# African Dwarf Frogs



## BeCkS (Jan 19, 2011)

from what I've read, ADF's are compatible, but I have my doubts. 
I have 5 female bettas, they have eaten my two snails, so i have my hesitation with putting a couple ADF's with them....
I've also heard these little frogs have eaten bettas  ? 
I went to Green Earth and was shocked at the price for a TINY little container holding two african dwarf frogs, 30 bucks! ( the conditions they live in are awful as well) so if i can get a couple of these guys at petsmart and put them with my bettas that would be great! but if i shouldnt put them together, i will buy them their own tank..
lemme know whatchya think


----------



## AtillaCat (Jul 8, 2011)

I've personally kept an ADF with several of the bettas I've had over the years. They pretty much left each other alone. 

ADFs weren't expensive at my local fish store.


----------



## Tisia (Mar 15, 2011)

your females might attack them, hard to know for sure. good idea to put a lot of hiding spots for them if you do give it a try. also may be hard to feed them with a bunch of piggy girlies swimming around, lol
I think it's usually African clawed frogs that sometimes get sold as ADF's that end up attacking. ADF's have webbing between their front toes, ACF's don't


----------



## ds2009 (Sep 13, 2010)

I think its a great idea, I would love to get some too! What Tisia said is very true though, you might want to give them a test run and see how your girls react to them.


----------



## TheBlueBettaFish (Jun 30, 2011)

I think you'll be fine


----------



## FuulieQ (Jan 10, 2010)

Personally, if you're only buying the frogs to put in with the bettas, I would not do it.

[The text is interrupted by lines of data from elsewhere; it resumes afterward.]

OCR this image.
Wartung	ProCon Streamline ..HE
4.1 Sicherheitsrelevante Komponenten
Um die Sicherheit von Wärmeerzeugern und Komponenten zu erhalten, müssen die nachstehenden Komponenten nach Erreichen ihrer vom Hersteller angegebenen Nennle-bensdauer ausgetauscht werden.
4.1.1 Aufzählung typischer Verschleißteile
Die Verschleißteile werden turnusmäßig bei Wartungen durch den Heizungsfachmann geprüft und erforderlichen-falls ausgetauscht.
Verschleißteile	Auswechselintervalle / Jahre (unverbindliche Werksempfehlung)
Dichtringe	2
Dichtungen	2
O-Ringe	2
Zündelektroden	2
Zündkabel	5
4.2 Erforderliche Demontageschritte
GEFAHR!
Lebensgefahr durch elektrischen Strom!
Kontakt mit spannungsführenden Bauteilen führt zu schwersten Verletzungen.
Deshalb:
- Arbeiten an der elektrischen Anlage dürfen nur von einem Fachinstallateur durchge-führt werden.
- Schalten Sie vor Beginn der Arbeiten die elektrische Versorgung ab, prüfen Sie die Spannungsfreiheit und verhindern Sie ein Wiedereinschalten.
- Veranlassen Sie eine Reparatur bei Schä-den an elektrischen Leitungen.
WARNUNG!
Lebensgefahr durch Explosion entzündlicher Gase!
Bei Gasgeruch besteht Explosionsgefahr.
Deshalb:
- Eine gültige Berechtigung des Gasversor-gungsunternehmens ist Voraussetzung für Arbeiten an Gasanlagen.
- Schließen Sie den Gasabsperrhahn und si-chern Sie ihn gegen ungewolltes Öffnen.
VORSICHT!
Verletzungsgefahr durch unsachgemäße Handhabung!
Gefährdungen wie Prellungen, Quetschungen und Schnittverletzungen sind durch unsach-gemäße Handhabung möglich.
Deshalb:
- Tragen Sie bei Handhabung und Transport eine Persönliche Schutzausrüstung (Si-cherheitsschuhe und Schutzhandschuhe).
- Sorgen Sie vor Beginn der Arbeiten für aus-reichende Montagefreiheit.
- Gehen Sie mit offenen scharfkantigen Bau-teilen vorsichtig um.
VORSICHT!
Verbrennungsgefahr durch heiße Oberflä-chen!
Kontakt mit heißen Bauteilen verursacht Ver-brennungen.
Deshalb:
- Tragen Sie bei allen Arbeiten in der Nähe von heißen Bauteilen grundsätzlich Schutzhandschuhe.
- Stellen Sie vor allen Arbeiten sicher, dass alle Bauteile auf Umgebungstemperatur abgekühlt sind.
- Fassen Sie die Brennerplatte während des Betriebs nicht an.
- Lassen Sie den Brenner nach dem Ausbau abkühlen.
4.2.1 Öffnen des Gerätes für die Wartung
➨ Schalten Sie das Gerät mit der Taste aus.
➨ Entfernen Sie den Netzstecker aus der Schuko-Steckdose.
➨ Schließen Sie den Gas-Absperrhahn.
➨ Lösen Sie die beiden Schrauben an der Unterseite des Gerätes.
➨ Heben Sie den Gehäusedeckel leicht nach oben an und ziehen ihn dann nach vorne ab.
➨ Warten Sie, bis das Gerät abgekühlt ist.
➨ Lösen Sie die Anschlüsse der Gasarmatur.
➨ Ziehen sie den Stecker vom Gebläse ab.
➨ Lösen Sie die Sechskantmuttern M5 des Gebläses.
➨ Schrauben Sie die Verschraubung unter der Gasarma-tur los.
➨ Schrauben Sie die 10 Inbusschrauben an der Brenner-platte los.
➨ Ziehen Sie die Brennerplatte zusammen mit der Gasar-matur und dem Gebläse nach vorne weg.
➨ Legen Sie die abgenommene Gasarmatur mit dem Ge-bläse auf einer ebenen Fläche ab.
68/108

Putting bettas with ADFs doesn't always work out. I tried to combine my two tanks once and it just didn't happen, Robert hated the frogs. If they don't get along, will you be okay with housing the frogs separately? Would you be happy to do that? If not, then I'd look for a different tankmate.


----------



## BeCkS (Jan 19, 2011)

I went to PetSmart today, they had no ADF's at all, so I'm going to wait and see if Green Earth will drop the price on the little guys.
Its going to be hard to wait x) when I saw them I almost died, I had one when I was like 5 or 6 and his name was CheeChee lmaoo, he died cuz my dad left him in the window.....it was a hot day :c. I buried him, thats how much i loved the little guy 
but I am willing to wait :/


----------